Evinde oynadığı son 14 karşılaşmada bileği bükülmeyen sarı-lacivertliler istekli başlıyordu. İlk dakikalarda Kanarya sağlı sollu gelirken, son pas tercihleri belki de tabelanın değişmesini engellemişti. Uzun toplarla sonuca gitmek isteyen deplasman ekibi sık sık ofsayta düşüyordu.

24'te Fenerbahçe öndeydi. Diego'nun şutunu Setkus zar zor çelebilince, van Persie'ye kariyerinin en basit gollerinden birini atmak kalmıştı. Sakatlanan Diego'nun yerine Ozan oyuna dahil olmuştu. Ev sahibi dur durak bilmiyor; abluka devam ediyordu. Josef veya Markovic biraz daha becerikli olsa, maç çoktan kopmuştu.

43'te skora denge geliyordu. Burhan'ın ortasına Beykan vurmuştu. Son haftalarda kalesine duvar ören Kanarya eski oyuncusuna teslim olmuştu. Kartlardan gollere ikinci yarı çok şeylere gebeydi...

Pereira'nın öğrencileri yine hızlı başlıyordu. Çok adamla yüklenen ev sahibi bir an önce üstünlüğü yakalamak istiyor; Okan Buruk'un talebeleri ise kontratak kovalıyordu.

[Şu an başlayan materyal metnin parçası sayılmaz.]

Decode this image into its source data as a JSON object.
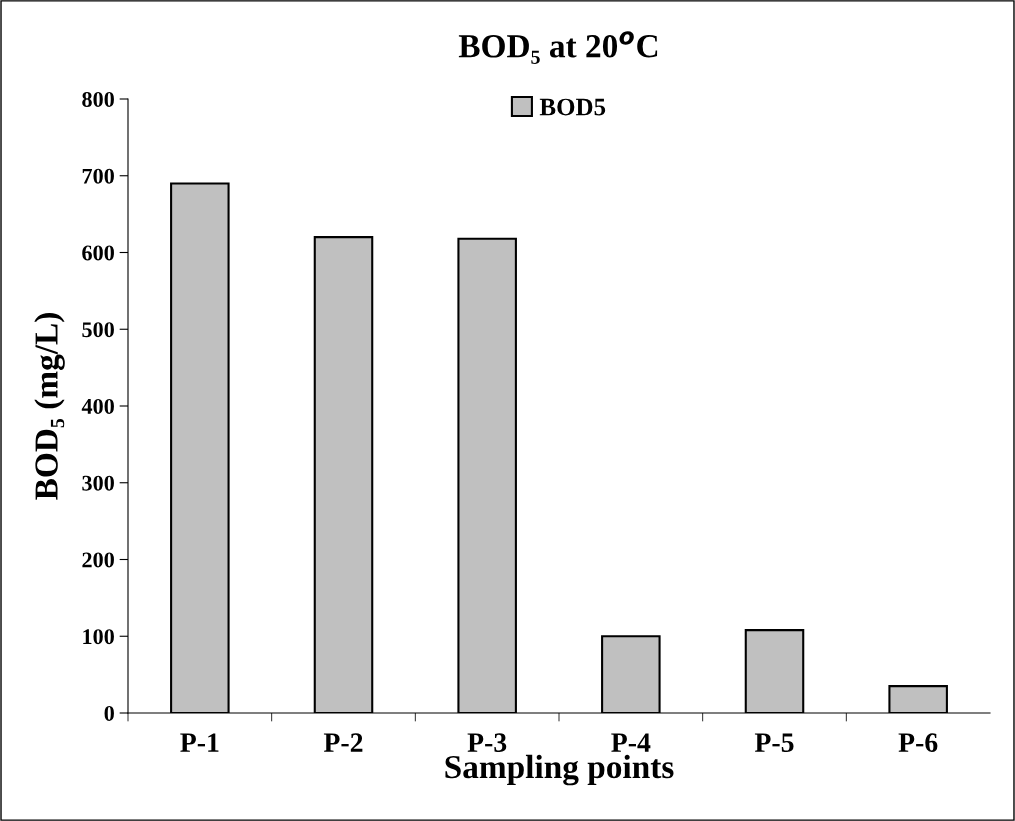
{
  "chart_data": {
    "type": "bar",
    "title": "BOD₅ at 20$^{o}$C",
    "xlabel": "Sampling points",
    "ylabel": "BOD₅ (mg/L)",
    "categories": [
      "P-1",
      "P-2",
      "P-3",
      "P-4",
      "P-5",
      "P-6"
    ],
    "series": [
      {
        "name": "BOD5",
        "color": "#c0c0c0",
        "values": [
          690,
          620,
          618,
          100,
          108,
          35
        ]
      }
    ],
    "ylim": [
      0,
      800
    ],
    "yticks": [
      0,
      100,
      200,
      300,
      400,
      500,
      600,
      700,
      800
    ],
    "grid": false,
    "legend": "top"
  }
}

60'ta Mehmet Topal kafayı istediği gibi vurabilse, ağlar yine havalanabilirdi. Hemen akabinde gelişen karambolde Josef'in şutu direkten auta gitmişti. 73'te Ozan'ın kaleye giden şutuna İbrahim, Hızır misali yetişiyordu.

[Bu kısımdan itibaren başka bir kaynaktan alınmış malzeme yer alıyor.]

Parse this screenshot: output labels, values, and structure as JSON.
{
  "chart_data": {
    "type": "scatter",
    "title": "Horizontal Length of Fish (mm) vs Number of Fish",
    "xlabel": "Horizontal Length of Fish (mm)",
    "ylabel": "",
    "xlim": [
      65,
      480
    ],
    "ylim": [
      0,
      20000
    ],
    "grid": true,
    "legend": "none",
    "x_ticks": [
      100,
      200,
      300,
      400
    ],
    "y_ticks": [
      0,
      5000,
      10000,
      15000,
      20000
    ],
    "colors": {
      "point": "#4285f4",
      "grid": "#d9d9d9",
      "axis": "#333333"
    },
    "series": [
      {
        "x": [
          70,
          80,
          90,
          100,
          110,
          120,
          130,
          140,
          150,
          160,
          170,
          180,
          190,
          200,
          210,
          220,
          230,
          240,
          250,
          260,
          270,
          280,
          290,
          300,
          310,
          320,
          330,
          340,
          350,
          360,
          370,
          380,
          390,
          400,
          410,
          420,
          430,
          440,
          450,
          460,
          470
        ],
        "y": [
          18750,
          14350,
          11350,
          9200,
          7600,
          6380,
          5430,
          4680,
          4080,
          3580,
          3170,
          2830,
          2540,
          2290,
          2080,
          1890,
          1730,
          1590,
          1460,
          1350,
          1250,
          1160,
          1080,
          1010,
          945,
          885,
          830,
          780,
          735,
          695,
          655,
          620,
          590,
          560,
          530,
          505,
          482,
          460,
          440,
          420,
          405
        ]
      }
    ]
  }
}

Örülen duvarı Kanarya 77'de Kjaer'le aşıyordu. Danimarkalı stoper Caner'in ortasına kafayı yapıştırmıştı. 90'da Setkus önce van Persie, ardından Markovic'e hayır diyordu. Kalan dakikalarda başka gol olmayınca, sarı-lacivertliler istediğini alıyordu.

Markovic ile Gökhan Gönül'ün performansının altını özellikle çizmeli. Onlar bu kadar istemese, Fenerbahçe bu kadar üstün oynadığı maçta kâbus görebilirdi.

Ligin ikinci yarısına kalp dayanmaz!